Стеклянная трубка скользнула меж сухих, выцветших губ — и, мгновением позже, сморщенное тело старухи выгнулось в жестоком спазме и опало на дощатый пол грудой уже лишённой души плоти.

— Садитесь, — Дилана кивнула мужчине, и тот, чуть неловко отодвинув в сторону длинный меч, тяжело опустился в жалобно скрипнувшее кресло, с опаской поглядывая на стол. Как и любой рыцарь по обе стороны от срединного хребта, он имел некоторое представление о магии, потому вид склянок с цветными жидкостями, керамических чашек и прочего добра внушал гостю опасения. Оправданные.

— Леди желала меня видеть?

— Да.

Она замолчала. Молчал и рыцарь, ожидая, чего потребует от него блистательная леди Танжери. Вряд ли что-то хорошее — но о ней говорили всякое, и отказ повиноваться может привести к серьёзным последствиям. Горни Тайд не считал себя особо храбрым человеком, хотя и трусом, по большому счёту, не был. Осторожность — это не трусость, это лишь умение трезво взвешивать свои шансы и принимать решения, наиболее выгодные.

За его плечами были пограничные стычки, высадки на пиратское корабли, сражение со светоносцами в Долине Смерти, когда проклятые — это он часто говорил вслух, не особо размышляя над тем, чьи уши ловят его слова — маги выпустили на свет демона. Там, в Долине, Горни Тайд стоял в третьем ряду, его меч так и не успел толком испробовать крови и рыцарь не жалел об этом — пусть кампания не принесла особого дохода, но он жив — чего нельзя сказать о многих других, к примеру о тех, что лезли в разбитые ворота Торнгарта, когда эта тварь в белом платье изжалила всех вокруг своей проклятой кровью. Тайд видел, как падали люди, не способные укрыться и за толстыми щитами — а вот ему повезло и там, лишь одна, самая крошечная капелька задела плечо — рана кровоточила две недели и до сих пор боль иногда возвращалась.
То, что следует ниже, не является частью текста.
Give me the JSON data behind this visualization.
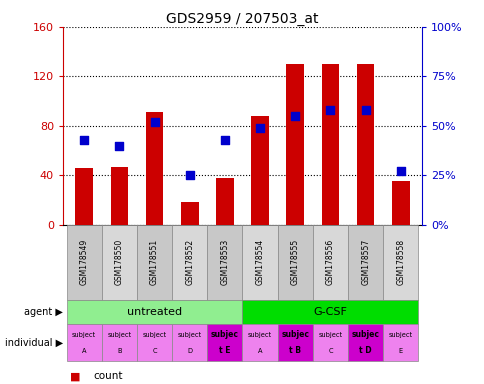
{
  "title": "GDS2959 / 207503_at",
  "samples": [
    "GSM178549",
    "GSM178550",
    "GSM178551",
    "GSM178552",
    "GSM178553",
    "GSM178554",
    "GSM178555",
    "GSM178556",
    "GSM178557",
    "GSM178558"
  ],
  "counts": [
    46,
    47,
    91,
    18,
    38,
    88,
    130,
    130,
    130,
    35
  ],
  "percentile_ranks": [
    43,
    40,
    52,
    25,
    43,
    49,
    55,
    58,
    58,
    27
  ],
  "ylim_left": [
    0,
    160
  ],
  "ylim_right": [
    0,
    100
  ],
  "yticks_left": [
    0,
    40,
    80,
    120,
    160
  ],
  "ytick_labels_left": [
    "0",
    "40",
    "80",
    "120",
    "160"
  ],
  "ytick_labels_right": [
    "0%",
    "25%",
    "50%",
    "75%",
    "100%"
  ],
  "yticks_right": [
    0,
    25,
    50,
    75,
    100
  ],
  "bar_color": "#cc0000",
  "dot_color": "#0000cc",
  "agent_groups": [
    {
      "label": "untreated",
      "start": 0,
      "end": 5,
      "color": "#90ee90"
    },
    {
      "label": "G-CSF",
      "start": 5,
      "end": 10,
      "color": "#00dd00"
    }
  ],
  "individual_labels_line1": [
    "subject",
    "subject",
    "subject",
    "subject",
    "subjec",
    "subject",
    "subjec",
    "subject",
    "subjec",
    "subject"
  ],
  "individual_labels_line2": [
    "A",
    "B",
    "C",
    "D",
    "t E",
    "A",
    "t B",
    "C",
    "t D",
    "E"
  ],
  "individual_bold": [
    false,
    false,
    false,
    false,
    true,
    false,
    true,
    false,
    true,
    false
  ],
  "individual_colors": [
    "#ee82ee",
    "#ee82ee",
    "#ee82ee",
    "#ee82ee",
    "#cc00cc",
    "#ee82ee",
    "#cc00cc",
    "#ee82ee",
    "#cc00cc",
    "#ee82ee"
  ],
  "gsm_colors_alt": [
    "#c8c8c8",
    "#d8d8d8"
  ],
  "bar_width": 0.5,
  "dot_size": 40,
  "left_label_color": "#cc0000",
  "right_label_color": "#0000cc"
}
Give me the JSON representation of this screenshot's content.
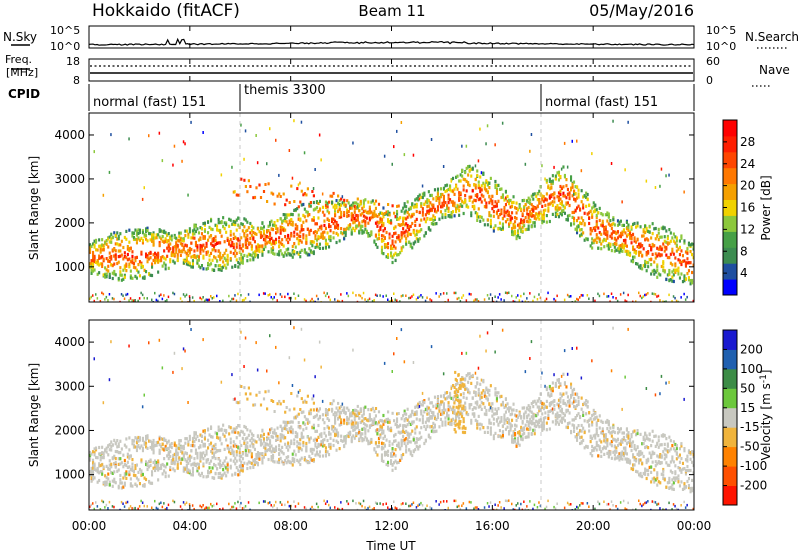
{
  "header": {
    "station": "Hokkaido (fitACF)",
    "beam": "Beam 11",
    "date": "05/May/2016"
  },
  "top_panels": {
    "nsky_label": "N.Sky",
    "nsky_ticks": [
      "10^5",
      "10^0"
    ],
    "nsearch_label": "N.Search",
    "freq_label_1": "Freq.",
    "freq_label_2": "[MHz]",
    "freq_ticks": [
      "18",
      "8"
    ],
    "nave_label": "Nave",
    "nave_ticks": [
      "60",
      "0"
    ],
    "cpid_label": "CPID",
    "cpid_segments": [
      {
        "label": "normal (fast) 151",
        "start_hour": 0
      },
      {
        "label": "themis 3300",
        "start_hour": 6
      },
      {
        "label": "normal (fast) 151",
        "start_hour": 18
      }
    ]
  },
  "chart_data": [
    {
      "type": "heatmap",
      "title": "",
      "quantity": "Power",
      "xlabel": "Time UT",
      "ylabel": "Slant Range [km]",
      "xlim_hours": [
        0,
        24
      ],
      "ylim_km": [
        200,
        4500
      ],
      "x_tick_labels": [
        "00:00",
        "04:00",
        "08:00",
        "12:00",
        "16:00",
        "20:00",
        "00:00"
      ],
      "y_tick_values": [
        1000,
        2000,
        3000,
        4000
      ],
      "colorbar": {
        "label": "Power [dB]",
        "tick_labels": [
          "4",
          "8",
          "12",
          "16",
          "20",
          "24",
          "28"
        ],
        "colors": [
          "#0000ff",
          "#1f4fa0",
          "#3c8c50",
          "#46a046",
          "#8cc83c",
          "#f0d200",
          "#f5a000",
          "#ff7800",
          "#ff4600",
          "#ff1e00",
          "#ff0000"
        ]
      },
      "echo_band_center_km": [
        {
          "hour": 0.0,
          "km": 1200
        },
        {
          "hour": 2.0,
          "km": 1280
        },
        {
          "hour": 4.0,
          "km": 1450
        },
        {
          "hour": 6.0,
          "km": 1550
        },
        {
          "hour": 8.0,
          "km": 1750
        },
        {
          "hour": 10.0,
          "km": 2050
        },
        {
          "hour": 11.0,
          "km": 2150
        },
        {
          "hour": 12.0,
          "km": 1600
        },
        {
          "hour": 13.0,
          "km": 2100
        },
        {
          "hour": 14.0,
          "km": 2450
        },
        {
          "hour": 15.0,
          "km": 2750
        },
        {
          "hour": 16.0,
          "km": 2400
        },
        {
          "hour": 17.0,
          "km": 2050
        },
        {
          "hour": 18.0,
          "km": 2450
        },
        {
          "hour": 18.8,
          "km": 2700
        },
        {
          "hour": 20.0,
          "km": 1900
        },
        {
          "hour": 22.0,
          "km": 1450
        },
        {
          "hour": 24.0,
          "km": 1050
        }
      ]
    },
    {
      "type": "heatmap",
      "title": "",
      "quantity": "Velocity",
      "xlabel": "Time UT",
      "ylabel": "Slant Range [km]",
      "xlim_hours": [
        0,
        24
      ],
      "ylim_km": [
        200,
        4500
      ],
      "x_tick_labels": [
        "00:00",
        "04:00",
        "08:00",
        "12:00",
        "16:00",
        "20:00",
        "00:00"
      ],
      "y_tick_values": [
        1000,
        2000,
        3000,
        4000
      ],
      "colorbar": {
        "label": "Velocity [m s-1]",
        "tick_labels": [
          "200",
          "100",
          "50",
          "15",
          "-15",
          "-50",
          "-100",
          "-200"
        ],
        "colors": [
          "#1a1ad0",
          "#2060b0",
          "#3c8c46",
          "#6cc83c",
          "#c8c8c0",
          "#f0b43c",
          "#ff8200",
          "#ff5000",
          "#ff1400"
        ]
      }
    }
  ]
}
Слабая, едва ощутимая — но от этого не менее реальная.

Будь на то его воля, он сейчас мирно жил бы в своём крошечном замке, который и слова-то такого громкого не заслуживал. Скорее, просто каменный дом на холме, окруженный жалким подобием стены высотой в пять локтей, без рва и башен. Да уж, какой там замок… Но в том доме жили его отец с матерью, пошли им Эмнаур избавления от болезней, там ждала его жена и трое детей. Как было бы замечательно повесить меч на стену, к чуть проржавевшим клинкам его достаточно именитых, но не снискавших славы и богатства предков, сидеть у камина, пить подогретое вино и рассказывать детям о великих сражениях.

Увы, мечты прекрасны и заманчивы, но часто остаются лишь мечтами. Император приказал — и пришлось подчиниться.

Море Тайд не то чтобы ненавидел — скорее, просто побаивался стихии, которую невозможно подчинить воле человека. Море делает что захочет, а люди на хрупких корабликах, кажущихся жалкими и ненадёжными, притворяются, что именно они правят этой безбрежностью солёной воды. Тайд подозревал, что на самом деле море лишь играет со смешными и самоуверенными людишками, изредка позволяя их утлым суденышкам добраться до тихих гаваней — чтобы, отдохнув, люди вновь вернулись к этому забавному развлечению. А наигравшись, море забирает их себе — вместе с «великолепными» кораблями, «могучим» оружием и «необоримой» магией.